Dry Rot

Dry Rot

What is dry rot?

Dry rot, also called brown rot, is the common name for the decay of wood caused by the presence of a fungus Serpula lacrymans, the spores are common and germinate in wood with a moisture content of around 30 per cent, within an active temperature range between 18 and 32 degrees Celsius. Dry rot can proliferate in enclosed damp locations, under floor boards, around skirting boards and in ceiling joists.

When the fungal growth reaches an advanced stage it sends out strands (mycelium) that can travel through masonry to attack other wood sources. The fungus cannot attack or damage the masonry but it is able to absorb moisture from it and use it as a bridge to reach unaffected timber. Early detection is fundamental to preserving your premises, as this extremely damaging fungus is capable of destroying the structural integrity of any wood in a building if left untreated.

How to Identify Dry Rot:

Look for timber that is sunken or shrunken.

Examine the underside of floor boards, joists and roof timbers for traces of the fungus. In early stages, dry rot resembles white cotton sheeting, and when exposed to light may have a silkier appearance. Advanced dry rot will produce a mushroom odour and can produce an orange and brown spreading ring like growth on the timber exterior surfaces.
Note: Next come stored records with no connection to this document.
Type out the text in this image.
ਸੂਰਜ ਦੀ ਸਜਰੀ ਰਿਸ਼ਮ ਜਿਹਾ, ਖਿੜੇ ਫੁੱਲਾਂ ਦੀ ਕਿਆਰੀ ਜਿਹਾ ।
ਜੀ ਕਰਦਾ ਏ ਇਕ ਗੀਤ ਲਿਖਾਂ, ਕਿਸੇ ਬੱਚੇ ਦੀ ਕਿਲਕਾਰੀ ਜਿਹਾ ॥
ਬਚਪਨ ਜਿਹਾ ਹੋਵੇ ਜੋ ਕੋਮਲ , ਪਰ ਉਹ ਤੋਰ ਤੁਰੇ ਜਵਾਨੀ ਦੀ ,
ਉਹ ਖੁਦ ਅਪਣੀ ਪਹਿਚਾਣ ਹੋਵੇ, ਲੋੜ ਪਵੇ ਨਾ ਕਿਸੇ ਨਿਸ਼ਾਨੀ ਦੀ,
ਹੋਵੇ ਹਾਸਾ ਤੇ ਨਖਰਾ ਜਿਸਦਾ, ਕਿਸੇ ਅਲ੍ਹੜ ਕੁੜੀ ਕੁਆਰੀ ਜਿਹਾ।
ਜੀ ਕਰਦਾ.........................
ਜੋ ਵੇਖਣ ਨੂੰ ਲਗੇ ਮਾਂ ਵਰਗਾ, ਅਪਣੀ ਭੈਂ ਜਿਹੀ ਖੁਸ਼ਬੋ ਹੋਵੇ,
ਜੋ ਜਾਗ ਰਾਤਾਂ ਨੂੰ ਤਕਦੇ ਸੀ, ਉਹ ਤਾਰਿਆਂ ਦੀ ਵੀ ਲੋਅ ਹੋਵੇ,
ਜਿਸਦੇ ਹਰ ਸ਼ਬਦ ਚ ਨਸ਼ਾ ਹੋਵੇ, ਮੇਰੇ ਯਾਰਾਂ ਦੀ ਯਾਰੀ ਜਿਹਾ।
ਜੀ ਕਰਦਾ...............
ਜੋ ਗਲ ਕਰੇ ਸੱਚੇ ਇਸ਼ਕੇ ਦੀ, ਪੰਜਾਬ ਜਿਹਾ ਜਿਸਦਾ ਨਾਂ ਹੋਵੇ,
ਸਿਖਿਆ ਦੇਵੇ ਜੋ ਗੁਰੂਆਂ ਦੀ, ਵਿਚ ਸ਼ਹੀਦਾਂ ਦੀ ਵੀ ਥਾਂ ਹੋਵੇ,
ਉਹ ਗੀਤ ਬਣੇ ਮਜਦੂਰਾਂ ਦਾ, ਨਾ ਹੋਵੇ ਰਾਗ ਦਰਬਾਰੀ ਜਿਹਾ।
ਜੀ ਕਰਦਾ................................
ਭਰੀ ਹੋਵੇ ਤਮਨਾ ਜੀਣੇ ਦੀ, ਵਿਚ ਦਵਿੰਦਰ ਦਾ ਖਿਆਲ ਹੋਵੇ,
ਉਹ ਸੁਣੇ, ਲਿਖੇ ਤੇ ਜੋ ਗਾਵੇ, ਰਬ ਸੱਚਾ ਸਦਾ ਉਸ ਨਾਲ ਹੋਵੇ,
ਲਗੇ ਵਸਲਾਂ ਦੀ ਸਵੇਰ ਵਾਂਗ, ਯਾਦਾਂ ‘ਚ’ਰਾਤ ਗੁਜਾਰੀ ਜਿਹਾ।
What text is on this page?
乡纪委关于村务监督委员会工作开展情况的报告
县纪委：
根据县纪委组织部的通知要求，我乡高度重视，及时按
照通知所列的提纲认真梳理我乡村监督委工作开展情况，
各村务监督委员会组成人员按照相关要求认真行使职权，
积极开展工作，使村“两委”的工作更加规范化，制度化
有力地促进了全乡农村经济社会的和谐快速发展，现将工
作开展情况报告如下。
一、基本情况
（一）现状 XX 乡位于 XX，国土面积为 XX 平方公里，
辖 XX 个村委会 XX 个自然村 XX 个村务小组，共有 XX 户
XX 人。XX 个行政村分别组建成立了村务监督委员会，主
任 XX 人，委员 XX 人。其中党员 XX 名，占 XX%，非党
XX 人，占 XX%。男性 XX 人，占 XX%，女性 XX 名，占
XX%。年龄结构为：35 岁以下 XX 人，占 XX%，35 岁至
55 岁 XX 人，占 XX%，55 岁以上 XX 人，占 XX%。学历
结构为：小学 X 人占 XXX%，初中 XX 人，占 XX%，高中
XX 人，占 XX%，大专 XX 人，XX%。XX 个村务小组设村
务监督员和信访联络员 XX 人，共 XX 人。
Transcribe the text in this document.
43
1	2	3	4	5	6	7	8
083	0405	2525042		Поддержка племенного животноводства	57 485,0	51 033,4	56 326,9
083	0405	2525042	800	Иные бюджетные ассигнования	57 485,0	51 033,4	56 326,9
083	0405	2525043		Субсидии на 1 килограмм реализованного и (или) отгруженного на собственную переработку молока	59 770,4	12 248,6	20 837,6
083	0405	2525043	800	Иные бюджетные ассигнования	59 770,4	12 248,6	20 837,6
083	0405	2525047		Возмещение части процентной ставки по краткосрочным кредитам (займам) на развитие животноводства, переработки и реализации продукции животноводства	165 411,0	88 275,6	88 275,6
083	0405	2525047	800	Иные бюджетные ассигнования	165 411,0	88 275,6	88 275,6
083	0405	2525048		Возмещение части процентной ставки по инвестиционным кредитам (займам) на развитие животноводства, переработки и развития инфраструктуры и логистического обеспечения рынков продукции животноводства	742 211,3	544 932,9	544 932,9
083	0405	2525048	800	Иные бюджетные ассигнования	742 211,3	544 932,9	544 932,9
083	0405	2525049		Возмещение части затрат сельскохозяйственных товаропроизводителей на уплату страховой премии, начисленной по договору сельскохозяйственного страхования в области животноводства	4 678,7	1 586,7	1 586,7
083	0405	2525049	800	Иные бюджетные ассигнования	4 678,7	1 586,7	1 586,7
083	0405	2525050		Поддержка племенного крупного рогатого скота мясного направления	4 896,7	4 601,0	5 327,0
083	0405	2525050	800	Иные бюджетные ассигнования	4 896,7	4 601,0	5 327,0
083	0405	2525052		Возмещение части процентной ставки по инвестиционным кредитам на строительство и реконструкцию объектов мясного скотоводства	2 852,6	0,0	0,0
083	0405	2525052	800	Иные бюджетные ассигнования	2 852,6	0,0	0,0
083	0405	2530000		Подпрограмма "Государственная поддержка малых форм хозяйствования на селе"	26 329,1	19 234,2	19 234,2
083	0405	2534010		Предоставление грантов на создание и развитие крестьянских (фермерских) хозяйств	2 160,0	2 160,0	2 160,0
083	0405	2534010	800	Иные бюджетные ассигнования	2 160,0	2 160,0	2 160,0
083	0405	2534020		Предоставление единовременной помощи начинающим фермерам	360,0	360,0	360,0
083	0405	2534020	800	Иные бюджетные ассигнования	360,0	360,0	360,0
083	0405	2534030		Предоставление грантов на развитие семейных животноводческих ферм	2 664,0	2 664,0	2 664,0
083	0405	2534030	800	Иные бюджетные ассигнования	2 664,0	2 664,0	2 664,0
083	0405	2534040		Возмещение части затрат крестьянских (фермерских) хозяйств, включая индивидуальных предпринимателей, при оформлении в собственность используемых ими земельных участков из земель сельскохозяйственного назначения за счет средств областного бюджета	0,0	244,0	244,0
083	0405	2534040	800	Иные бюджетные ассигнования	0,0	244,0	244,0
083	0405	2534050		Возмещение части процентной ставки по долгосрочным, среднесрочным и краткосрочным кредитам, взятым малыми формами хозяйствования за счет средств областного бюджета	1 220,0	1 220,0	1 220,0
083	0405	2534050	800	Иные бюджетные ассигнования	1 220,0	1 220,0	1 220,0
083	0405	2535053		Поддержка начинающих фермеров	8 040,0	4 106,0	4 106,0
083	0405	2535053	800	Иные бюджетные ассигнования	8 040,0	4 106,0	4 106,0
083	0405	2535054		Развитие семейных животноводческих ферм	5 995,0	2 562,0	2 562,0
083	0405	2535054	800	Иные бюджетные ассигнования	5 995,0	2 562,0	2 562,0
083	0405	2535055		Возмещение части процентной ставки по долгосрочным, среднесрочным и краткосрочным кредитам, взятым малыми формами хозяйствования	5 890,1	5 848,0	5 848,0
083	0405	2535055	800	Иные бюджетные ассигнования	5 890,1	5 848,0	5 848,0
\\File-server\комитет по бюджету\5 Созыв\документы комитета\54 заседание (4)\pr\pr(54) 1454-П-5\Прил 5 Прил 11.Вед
Check wood with damp and musty smell, look for a white growth on the wood, this is important if water damage is suspected. Examine any dust around the rotted area, dry rot dust has a red hue.

Look carefully at any area with wide, soft and fleshy wide spores, these may have an orange and green surface. Search for thick grey strands, these can be up to three millimeters in diameter, growing inside the cracked section of timber. Strands can be found alone without other symptoms of dry rot. The effect of this fungal attack can make the wood brittle and crack easily and can grow over other damp wood, possibly leading to dry rot.

Examine neighbouring timbers for extended spore activity. Dry wood that has been attacked internally by dry rot may have dark stains or pale stains. The affected wood may appear very dry or even cracked and fully damaged timber will easily break apart.

To check for dry rot use a sharp implement, like a small screwdriver to probe the middle of the affected area. If it goes through the wood easily, dry rot may be present. If the wood seems solid and dry, you may not have any major problems with the timber. However, you should look for cracks and rips in the wood that are susceptible to water damage.

If you suspect dry rot or are you are unsure if dry rot is present, it is advisable to call in some expert help.